By Coller Entragian 29.09.2018
Final Fantasy XV may be one of the most decisive games that Square Enix ever produced, which really should not have been the case considering the unusually long amount of time and huge budget that went into it. It was such a risk that the publisher had to cover all ground to hopefully make some money back with all kinds of anime and movie tie-ins, manga, spin-off mobile games and, eventually, making a really bizarre mobile version of the core game. Things have come full circle now that this small-time interpretation of Square Enix's most ambitious effort has come to the Nintendo Switch. Could this be a chance for Final Fantasy XV to redeem itself and to refine its many rough edges with Final Fantasy XV Pocket Edition HD?
When Final Fantasy XV first came out, it was rife with all kinds of design problems that were very slowly addressed over the course of several years. Even of the publishing of this review, there are still patches and updates that are being implemented to fix what was, at launch, a rather broken title. As it turns out, making a massive open-world adventure that is scaled one to one comes with a ton of technical baggage. The irony is that the Pocket Edition HD version of Final Fantasy XV skirts so many of the design problems that the big-boy counterpart is cursed with because there it has no open-world.

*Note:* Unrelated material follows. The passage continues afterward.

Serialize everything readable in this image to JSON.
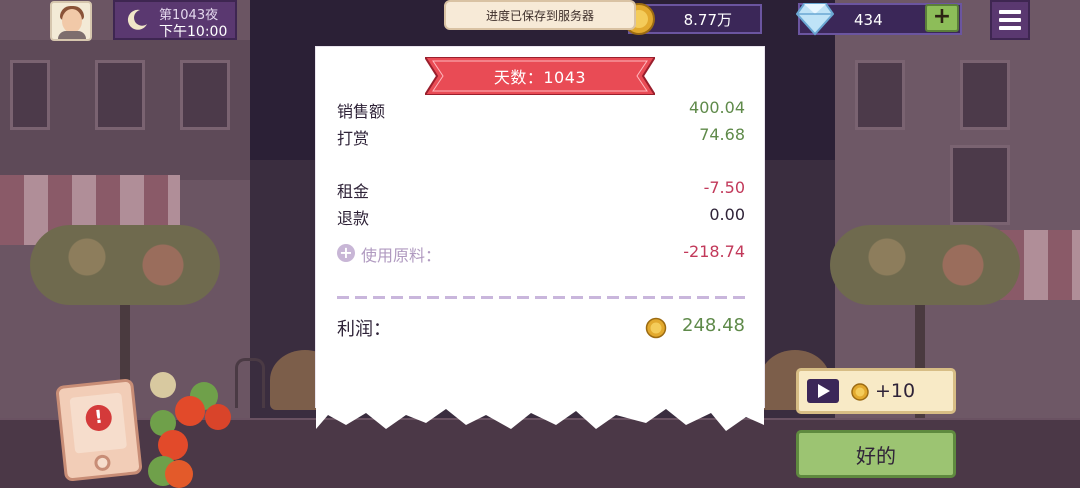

What is left when a large open-world game gets interpreted as a very linear adventure? As it turns out, the experience improves since all fat gets cut. Remember all that exploring in Eos that led to nothing of interest? Pocket Edition HD cuts all that out and shunts Noctis and the boys to the next plot related area. No more tedious waypoints to follow and car-rides are now revised as scripted cut-scenes where the only interaction is nudging the camera left or right. Most of the plot important locations are simplified and are accounted for, while presented with a tracking, distant overhead camera perspective. This new point of view makes the action much more manageable compared to the big-boy Final Fantasy XV where battles would devolve into an incoherent chaos of particle effects and geometry clipping. The layouts of towns have been simplified from what was originally already a very basic infrastructure. Anyone who knows XV intimately will find exploring these re-imagined areas interesting, but everyone else will feel underwhelmed or claustrophobic by how little elbow room there is in the world.
Impressively, every story element is present in Pocket Edition HD and even recycles all audio dialogue. Most story cut-scenes are present and even use the same exact blocking, camera angles, and music. Some of this does not translate well with the awkwardly redesigned "chibi" character models, which are also recycling what seems to be the same exact mo-cap animation rigs from the original Final Fantasy XV. It is uncanny and makes every character in every cut-scene feel like that they are humans wearing mascot costumes with oversized heads. It is especially distracting since there is no lip flap at all and every character has zero facial expressions, giving everyone a creepy doll-like quality. Things come into their own when Pocket Edition HD has players controlling Noctis and having him fight because controls have also been simplified and made to be more efficient.
Combat in Final Fantasy XV made no sense, so how is Pocket Edition HD's action different? The simple change in camera system can go a long way, apparently. In many ways this plays more like Secret of Mana than it does Final Fantasy. Control is snappier, dodge rolling has invincibility frames, and the pointless jumping has been removed entirely. Expect the same brain-dead hacking and slashing, plus warp-striking, but with a comprehensible view of the action. There are some things that make no sense, though, like how or when party member's special attacks are triggered. They seem to be available randomly and there is no real indication when they will be useable next. Believe it or not, magic is made even more useless in Pocket Edition HD since it operates like a one-time use item that can only be picked up once unless the entire chapter is replayed. Even the attempt at side-quests is relegated in towns, mostly, and involves playing scavenger hunt in very small maps.
There is no hiding that Pocket Edition HD was originally a low budget mobile game. Questionable art-direction aside, this is one ugly affair. Things like the original Infinity Blade came out in 2010 and look way better than this. Pocket Edition HD barely resembles something from the early 2000s, with its poorly mapped low resolution textures. It is very common to see really nasty seams that do not match up on extremely low poly models in the environment. The excuse that this was designed to be viewed on a small mobile screen does not hold since the visuals still look like a garbled and blocky mess while playing in portable mode on Nintendo Switch.
The nightmare that is Final Fantasy XV will continue as Square Enix patches and updates content to it while producing more pointless DLC episodes. Final Fantasy XV Pocket Edition HD is not so bad since it cuts out so much of the agony that bogged it down. Is Pocket Edition HD worth it? Yes, it is since it tells the exact same story with greater efficiency. It is missing a lot of the finer qualities, like the fishing and the attention to detail, in exchange for a more focused story experience that lasts about 10 hours. The lack of scope, however, really does underline how weak Noctis' quest really is when all the car riding and fetch quests are cut. The meat of the story involves running a few errands and a few climaxes later on, with only a smidgen of character development.